Assessment in PV: Reversal by phlebotomy and low dose aspirin
Induction of complete hematological remission by IFN in early PF and ET
Molecular etiology of platelet mediated arteriolar thrombosis in ET and PV
“Erythromelalgia is the main pathognomonic and presenting symptom in patients with essential thrombocythemia and thrombocythemia associated with polycythemia vera.”
Michiels immediately focuses on the painful swelling and burning frequently affecting extremities of patients with chronic MPNs. The condition described in 1878 by Silas Weir Mitchell, who supplied a manuscript footnote tracing the etymological roots of the condition i.e., The “burning painful and red congestion of the foot and hand disorder might conveniently be labeled erythromelalgia, (From the Greek: erthyros=red, melos=extremity and algos=pain.)”
At the time the condition, then called Mitchell’s Disease, was not separated into the more common form of erythromelalgia that arises from a disease state and primary or congenital idiopathic erythromelalgia.
L.A. Smith in the American Heart Journal (1938) first described aspirin’s effect in promptly relieving erythromelalgic pain over a period of approximately three days. Michiels established the involvement of platelets’ role in erythromelalgia through evidence of platelet consumption, platelet proliferation and increased platelet activation markers obtained through skin biopsy of swollen red areas.
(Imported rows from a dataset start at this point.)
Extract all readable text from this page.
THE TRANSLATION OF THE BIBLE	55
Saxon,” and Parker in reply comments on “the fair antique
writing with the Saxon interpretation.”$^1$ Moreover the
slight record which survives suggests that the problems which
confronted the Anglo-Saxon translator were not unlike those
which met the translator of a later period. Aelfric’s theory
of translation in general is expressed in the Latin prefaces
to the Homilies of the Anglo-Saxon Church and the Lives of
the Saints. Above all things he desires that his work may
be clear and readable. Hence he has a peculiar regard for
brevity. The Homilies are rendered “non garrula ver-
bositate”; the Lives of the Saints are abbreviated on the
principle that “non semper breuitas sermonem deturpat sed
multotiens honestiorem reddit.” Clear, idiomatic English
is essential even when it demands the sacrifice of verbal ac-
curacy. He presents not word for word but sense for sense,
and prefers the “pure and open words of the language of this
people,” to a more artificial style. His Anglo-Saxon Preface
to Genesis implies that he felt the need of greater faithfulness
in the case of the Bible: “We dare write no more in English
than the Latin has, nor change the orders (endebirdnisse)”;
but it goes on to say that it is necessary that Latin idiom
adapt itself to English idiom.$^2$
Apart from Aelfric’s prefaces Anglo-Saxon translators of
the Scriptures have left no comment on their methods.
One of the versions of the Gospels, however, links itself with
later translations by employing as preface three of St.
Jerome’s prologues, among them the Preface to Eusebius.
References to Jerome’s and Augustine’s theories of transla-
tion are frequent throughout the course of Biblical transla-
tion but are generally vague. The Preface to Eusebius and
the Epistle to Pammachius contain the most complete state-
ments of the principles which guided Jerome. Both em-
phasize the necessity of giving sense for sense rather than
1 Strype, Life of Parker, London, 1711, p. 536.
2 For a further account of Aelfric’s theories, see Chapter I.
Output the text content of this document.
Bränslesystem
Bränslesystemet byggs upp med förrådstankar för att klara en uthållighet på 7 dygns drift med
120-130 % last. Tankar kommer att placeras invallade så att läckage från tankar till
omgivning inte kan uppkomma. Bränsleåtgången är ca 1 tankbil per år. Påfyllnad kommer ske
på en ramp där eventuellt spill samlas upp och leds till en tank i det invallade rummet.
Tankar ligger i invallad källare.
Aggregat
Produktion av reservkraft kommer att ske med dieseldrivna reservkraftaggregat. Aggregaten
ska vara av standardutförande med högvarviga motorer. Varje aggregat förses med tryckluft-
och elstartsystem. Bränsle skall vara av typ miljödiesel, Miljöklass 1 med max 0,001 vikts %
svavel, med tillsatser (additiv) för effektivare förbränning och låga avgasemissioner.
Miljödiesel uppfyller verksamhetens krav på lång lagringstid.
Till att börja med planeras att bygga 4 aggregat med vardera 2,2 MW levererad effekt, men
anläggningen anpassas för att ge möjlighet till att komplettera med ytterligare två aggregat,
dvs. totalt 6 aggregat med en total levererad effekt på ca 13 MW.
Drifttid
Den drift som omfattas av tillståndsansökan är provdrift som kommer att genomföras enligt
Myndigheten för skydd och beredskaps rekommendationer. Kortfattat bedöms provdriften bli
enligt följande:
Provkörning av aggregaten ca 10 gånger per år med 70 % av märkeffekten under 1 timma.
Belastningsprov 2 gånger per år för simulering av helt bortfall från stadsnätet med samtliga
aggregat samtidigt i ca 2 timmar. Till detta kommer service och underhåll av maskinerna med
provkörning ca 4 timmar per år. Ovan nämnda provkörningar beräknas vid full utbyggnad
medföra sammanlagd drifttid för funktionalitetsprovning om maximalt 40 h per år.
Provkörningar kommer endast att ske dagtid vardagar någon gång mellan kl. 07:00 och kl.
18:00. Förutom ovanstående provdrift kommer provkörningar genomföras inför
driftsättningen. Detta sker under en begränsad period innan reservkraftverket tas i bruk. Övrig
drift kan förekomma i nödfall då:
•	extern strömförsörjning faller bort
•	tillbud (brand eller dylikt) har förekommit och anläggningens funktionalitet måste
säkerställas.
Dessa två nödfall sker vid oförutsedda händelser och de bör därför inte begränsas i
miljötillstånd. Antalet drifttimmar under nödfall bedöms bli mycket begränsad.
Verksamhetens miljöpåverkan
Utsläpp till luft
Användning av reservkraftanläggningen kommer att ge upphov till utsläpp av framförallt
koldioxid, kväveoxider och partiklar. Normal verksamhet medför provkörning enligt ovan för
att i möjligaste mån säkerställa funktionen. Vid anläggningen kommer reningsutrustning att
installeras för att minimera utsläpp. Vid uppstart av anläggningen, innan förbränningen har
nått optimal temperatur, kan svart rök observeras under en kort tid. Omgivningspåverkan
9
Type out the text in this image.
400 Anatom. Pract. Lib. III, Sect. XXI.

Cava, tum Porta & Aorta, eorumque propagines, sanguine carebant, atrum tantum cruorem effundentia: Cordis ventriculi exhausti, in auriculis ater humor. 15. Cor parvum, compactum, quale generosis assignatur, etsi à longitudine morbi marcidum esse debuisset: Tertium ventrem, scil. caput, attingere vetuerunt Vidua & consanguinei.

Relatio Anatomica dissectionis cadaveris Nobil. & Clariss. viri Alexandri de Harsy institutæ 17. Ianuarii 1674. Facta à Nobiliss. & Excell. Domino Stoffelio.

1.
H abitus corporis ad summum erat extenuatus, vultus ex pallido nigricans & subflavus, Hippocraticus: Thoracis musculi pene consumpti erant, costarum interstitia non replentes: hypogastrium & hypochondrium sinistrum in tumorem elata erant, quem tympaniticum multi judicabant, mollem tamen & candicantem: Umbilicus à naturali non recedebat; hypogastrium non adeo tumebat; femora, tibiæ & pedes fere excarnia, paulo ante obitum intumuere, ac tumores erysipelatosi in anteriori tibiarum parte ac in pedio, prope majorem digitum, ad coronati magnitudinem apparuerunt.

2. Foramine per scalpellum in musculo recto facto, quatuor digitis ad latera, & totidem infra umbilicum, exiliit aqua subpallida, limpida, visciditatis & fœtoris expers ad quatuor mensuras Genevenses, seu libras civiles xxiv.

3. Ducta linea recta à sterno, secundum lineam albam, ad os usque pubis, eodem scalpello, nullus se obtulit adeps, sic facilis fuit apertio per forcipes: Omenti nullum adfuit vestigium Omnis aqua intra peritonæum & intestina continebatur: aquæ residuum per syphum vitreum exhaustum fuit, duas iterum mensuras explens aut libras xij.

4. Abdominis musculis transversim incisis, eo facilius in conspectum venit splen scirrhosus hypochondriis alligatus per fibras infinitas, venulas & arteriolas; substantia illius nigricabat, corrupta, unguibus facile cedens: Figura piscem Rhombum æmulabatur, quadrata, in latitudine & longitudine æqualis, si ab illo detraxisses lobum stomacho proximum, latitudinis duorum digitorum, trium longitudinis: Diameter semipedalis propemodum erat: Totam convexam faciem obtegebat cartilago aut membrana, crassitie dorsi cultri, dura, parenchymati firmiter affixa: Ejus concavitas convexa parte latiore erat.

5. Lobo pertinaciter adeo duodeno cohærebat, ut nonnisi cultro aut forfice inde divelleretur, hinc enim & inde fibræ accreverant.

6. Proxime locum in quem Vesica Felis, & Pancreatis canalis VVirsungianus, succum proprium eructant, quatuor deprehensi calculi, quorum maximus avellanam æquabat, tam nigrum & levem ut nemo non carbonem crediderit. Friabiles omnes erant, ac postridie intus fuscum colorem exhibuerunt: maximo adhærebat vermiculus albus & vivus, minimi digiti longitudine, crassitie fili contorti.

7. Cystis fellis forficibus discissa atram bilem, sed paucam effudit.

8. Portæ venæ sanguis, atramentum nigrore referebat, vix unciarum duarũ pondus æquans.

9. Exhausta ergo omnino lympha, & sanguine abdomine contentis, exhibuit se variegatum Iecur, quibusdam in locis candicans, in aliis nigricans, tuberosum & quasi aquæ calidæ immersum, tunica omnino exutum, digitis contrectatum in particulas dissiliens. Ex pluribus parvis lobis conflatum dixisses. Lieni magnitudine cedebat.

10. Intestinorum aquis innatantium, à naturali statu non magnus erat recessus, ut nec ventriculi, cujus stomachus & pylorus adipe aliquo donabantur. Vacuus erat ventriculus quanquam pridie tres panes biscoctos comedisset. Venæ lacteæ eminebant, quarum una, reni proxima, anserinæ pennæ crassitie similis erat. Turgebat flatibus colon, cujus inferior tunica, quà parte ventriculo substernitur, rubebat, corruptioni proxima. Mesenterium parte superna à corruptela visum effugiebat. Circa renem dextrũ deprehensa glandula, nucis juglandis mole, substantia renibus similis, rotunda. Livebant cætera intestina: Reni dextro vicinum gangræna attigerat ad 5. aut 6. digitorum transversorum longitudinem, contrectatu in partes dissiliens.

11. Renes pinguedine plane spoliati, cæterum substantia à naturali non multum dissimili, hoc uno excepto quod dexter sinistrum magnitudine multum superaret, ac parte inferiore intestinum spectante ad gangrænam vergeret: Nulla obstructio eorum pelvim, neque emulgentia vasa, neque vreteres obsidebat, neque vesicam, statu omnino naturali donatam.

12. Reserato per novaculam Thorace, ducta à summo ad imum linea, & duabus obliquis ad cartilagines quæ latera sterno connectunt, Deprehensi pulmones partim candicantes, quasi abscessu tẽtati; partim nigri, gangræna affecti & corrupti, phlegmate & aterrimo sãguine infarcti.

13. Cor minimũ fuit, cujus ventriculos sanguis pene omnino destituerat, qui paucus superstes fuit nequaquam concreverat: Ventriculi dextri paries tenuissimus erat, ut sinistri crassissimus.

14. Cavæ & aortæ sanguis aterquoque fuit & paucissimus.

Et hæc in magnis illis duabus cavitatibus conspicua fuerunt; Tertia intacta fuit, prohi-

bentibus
It was Michiels and his associates who. during the 1975-1981 period, discovered “the specific subset of patients with burning painful red extremities, who experienced clinical relief with aspirin, all had elevated platelet counts associated with thrombocythemia…or associated with polycythemia vera.”
Thrombophilia, a state of hypercoagulability, is a blood coagulation abnormality that increases the risk of thrombosis or blood clots in blood vessels. A core contention of this paper and an earlier Michiels publication (2002) is his observation: “Complete relief of erthyromelalagic …pain is obtained with the cyclooxygenase inhibitor aspirin…” (Cyclooxygenase (COX) is an enzyme that is responsible for the formation of prostanoids. The three main groups of prostanoids — prostaglandins, prostacyclins, and thromboxanes — are each involved in the inflammatory response.)
“Aspirin sensitive erythromelalgia is characterized by warm, red, congested extremities and painful burning sensations and causally linked to thrombcythemia in various myeloproliferative disorders….
“Acroparaesthesias (tingling, numbness, stiffness) “usually preceed the disabling red, swollen burning distress. Warmth intensifies the discomfort and cold provides relief …The long lasting effect of a single dose of aspirin is so specific for erythromelalgia that it can be used as a diagnostic criterion.”
Although he couldn’t contribute patients to the European Collaboration on Low Dose Aspirin in PV (ECLAP) “because nearly all PV patients in…The Netherlands were on low dose aspirin,” Michiels could call on ECLAP data to support his contention that aspirin control of platelet function—coupled with normalizing platelet levels through use of platelet lowering agents “are effective in the prevention of platelet- mediated microvascular circulatory disturbances in thrombocythemia vera.
THE COX-1 inhibition effect.
Two Forms of Cyclooxygenase (COX)
In the 1990s, researchers discovered that two different COX enzymes existed, now known as COX-1 and COX-2. Cyclooxygenase-1 (COX-1) is present in most tissues. In the gastrointestinal tract, COX-1 helps in maintaining the stomach lining and is also critically involved in platelet and kidney function. Cyclooxygenase-2 (COX-2) is found largely at inflammation sites. COX-1 and COX-2 convert arachidonic acid to prostaglandin, resulting in pain and inflammation. Their biological functions make indiscriminate inhibition of COX-1 undesirable while COX-2 is targeted for inhibition.
“Clinicians .” conclude Michiels, “will be reluctant to postpone the use of hydroxyurea in early stage PV as long as it is a conservative approach using phlebotomy aiming at a hematocrit below 0.45, on top of low dose aspirin for the control platelet function, and if indicated, anagrelide for the control of platelet[ levels.]”.

© MPN Quarterly Journal, 2013. This work is licensed under a Creative Commons Attribution-NonCommercial No-Derivs 3.0 Unported License.